I actually find baking in one pass much quicker. Explode (separate them) out the low poly bits you want to bake, attach them as one mesh, then add as many high poly bits as you need and bake just once.
Baking lots of little low res bits separately just means composting time in Photoshop.
Just a thought!
Honestly this is the worst, least productive workflow you could possibly do. I always cringe whenever anyone suggests this, or when i hear someone say something like "oh here is part of the bake, still need to bake the other half". Every additional bake you have to setup, debug and render is that much more wasted time.
What you should do is keyframe your objects(high and low), set a frame where they are all "exploded"(manually separted so you dont get any bake errors from intersecting meshes). And bake all at once. You can quickly bake an AO map from just the lowpoly(put back together) and add that in your texture with the AO from the exploded high.
Hell even baking it all as one solid mesh, and doing the touch up work in photoshop to fix errors would be better than doing separate bakes for each mesh chunk, but i would never recommend that method either.
It shouldn't matter if the high is inside the low or vise-versa. What matters is that the ray distance, or cage, depending on which you are using, is larger than the lowpoly. The low(cage or otherwise) casts IN, not out.
In max cage is the default behaivor, and the cage settings by default suck. You need to go into the cage modifier and hit "reset" and then play with the push amount(or whatever it is called) until it is just covering the highpoly mesh.

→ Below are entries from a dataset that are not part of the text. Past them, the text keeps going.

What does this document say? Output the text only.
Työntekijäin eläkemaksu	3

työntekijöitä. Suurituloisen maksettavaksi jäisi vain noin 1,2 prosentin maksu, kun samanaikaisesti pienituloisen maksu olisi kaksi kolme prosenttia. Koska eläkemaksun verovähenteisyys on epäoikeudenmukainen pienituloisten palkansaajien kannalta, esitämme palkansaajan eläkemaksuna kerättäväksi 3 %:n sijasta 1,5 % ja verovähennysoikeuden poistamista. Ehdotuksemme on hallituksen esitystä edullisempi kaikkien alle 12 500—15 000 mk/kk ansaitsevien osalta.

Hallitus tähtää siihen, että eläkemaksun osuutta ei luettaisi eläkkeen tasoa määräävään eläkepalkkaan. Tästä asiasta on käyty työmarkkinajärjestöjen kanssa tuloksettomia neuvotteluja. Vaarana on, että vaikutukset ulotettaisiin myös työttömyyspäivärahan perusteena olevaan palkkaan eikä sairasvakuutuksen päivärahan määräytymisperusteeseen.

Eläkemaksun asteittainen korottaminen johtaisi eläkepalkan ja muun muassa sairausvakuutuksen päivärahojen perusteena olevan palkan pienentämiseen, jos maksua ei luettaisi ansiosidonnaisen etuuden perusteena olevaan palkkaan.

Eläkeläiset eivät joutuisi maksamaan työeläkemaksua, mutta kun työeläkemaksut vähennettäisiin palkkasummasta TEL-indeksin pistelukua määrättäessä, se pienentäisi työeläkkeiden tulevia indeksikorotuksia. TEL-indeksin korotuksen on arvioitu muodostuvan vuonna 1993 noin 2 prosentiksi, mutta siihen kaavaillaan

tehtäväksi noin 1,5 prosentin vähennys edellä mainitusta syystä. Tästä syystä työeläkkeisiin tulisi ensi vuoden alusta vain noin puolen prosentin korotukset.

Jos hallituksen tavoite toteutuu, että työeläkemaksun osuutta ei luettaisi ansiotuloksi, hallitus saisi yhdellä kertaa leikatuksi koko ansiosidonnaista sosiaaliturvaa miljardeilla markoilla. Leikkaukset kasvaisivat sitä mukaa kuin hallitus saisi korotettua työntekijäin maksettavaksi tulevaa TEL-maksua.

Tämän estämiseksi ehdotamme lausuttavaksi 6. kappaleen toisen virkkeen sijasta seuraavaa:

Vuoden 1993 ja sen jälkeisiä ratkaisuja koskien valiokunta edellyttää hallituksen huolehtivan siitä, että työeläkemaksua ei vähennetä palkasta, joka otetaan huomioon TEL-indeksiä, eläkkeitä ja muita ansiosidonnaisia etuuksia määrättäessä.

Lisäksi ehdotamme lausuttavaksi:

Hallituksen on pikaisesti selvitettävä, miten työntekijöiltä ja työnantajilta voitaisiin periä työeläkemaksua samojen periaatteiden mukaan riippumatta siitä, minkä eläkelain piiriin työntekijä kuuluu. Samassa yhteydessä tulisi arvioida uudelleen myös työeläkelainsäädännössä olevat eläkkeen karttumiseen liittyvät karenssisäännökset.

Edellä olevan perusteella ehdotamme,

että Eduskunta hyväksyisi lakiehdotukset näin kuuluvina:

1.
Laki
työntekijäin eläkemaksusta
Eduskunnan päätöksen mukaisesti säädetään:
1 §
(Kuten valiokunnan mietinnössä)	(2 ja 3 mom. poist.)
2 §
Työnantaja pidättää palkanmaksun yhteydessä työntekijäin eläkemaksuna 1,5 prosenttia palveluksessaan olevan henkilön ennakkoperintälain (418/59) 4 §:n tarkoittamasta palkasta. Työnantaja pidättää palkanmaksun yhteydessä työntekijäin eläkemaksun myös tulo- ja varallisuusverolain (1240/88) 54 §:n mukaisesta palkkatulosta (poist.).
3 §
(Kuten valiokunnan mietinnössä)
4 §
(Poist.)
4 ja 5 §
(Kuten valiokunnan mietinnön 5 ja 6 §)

Alternatively you can go into the bake options, and click "use offset" then set an offset distance.
The main difference between these two methods are:
With cage in max, if you have any hard edges(smoothing groups) they will be welded, and produce an averaged result, this is great when you want to get the detail on the those hard edges without missing any informationg, but may cause some details to be more "skewed" because of the averaged calcualtion.
With offset, the hard edges will stay hard edges in your bake mesh, so you will lose detail around those areas as the rays will shoot straight out and miss the corner detail.
If you dont have any hard edges, the biggest difference is that with cage, you can visually see how it works, and even go in and edit/tweak the verts of your cage to fix things.
For complicated assets with many hard edges i find it can be best to render both your AO and normal maps once with cage, and once with offset, then composite them in photoshop to get the best of both worlds. You can also try manually tweaking the cage, or adding more edges to the lowpoly mesh to fix many issues as well. I try to stay away from editing the cage manually, because if you need to bake in another app(XN or maya for instance) you're going to have trouble getting the same results.
[edit] also, post some more images dude, the more images, the easier it is for us to help with problems!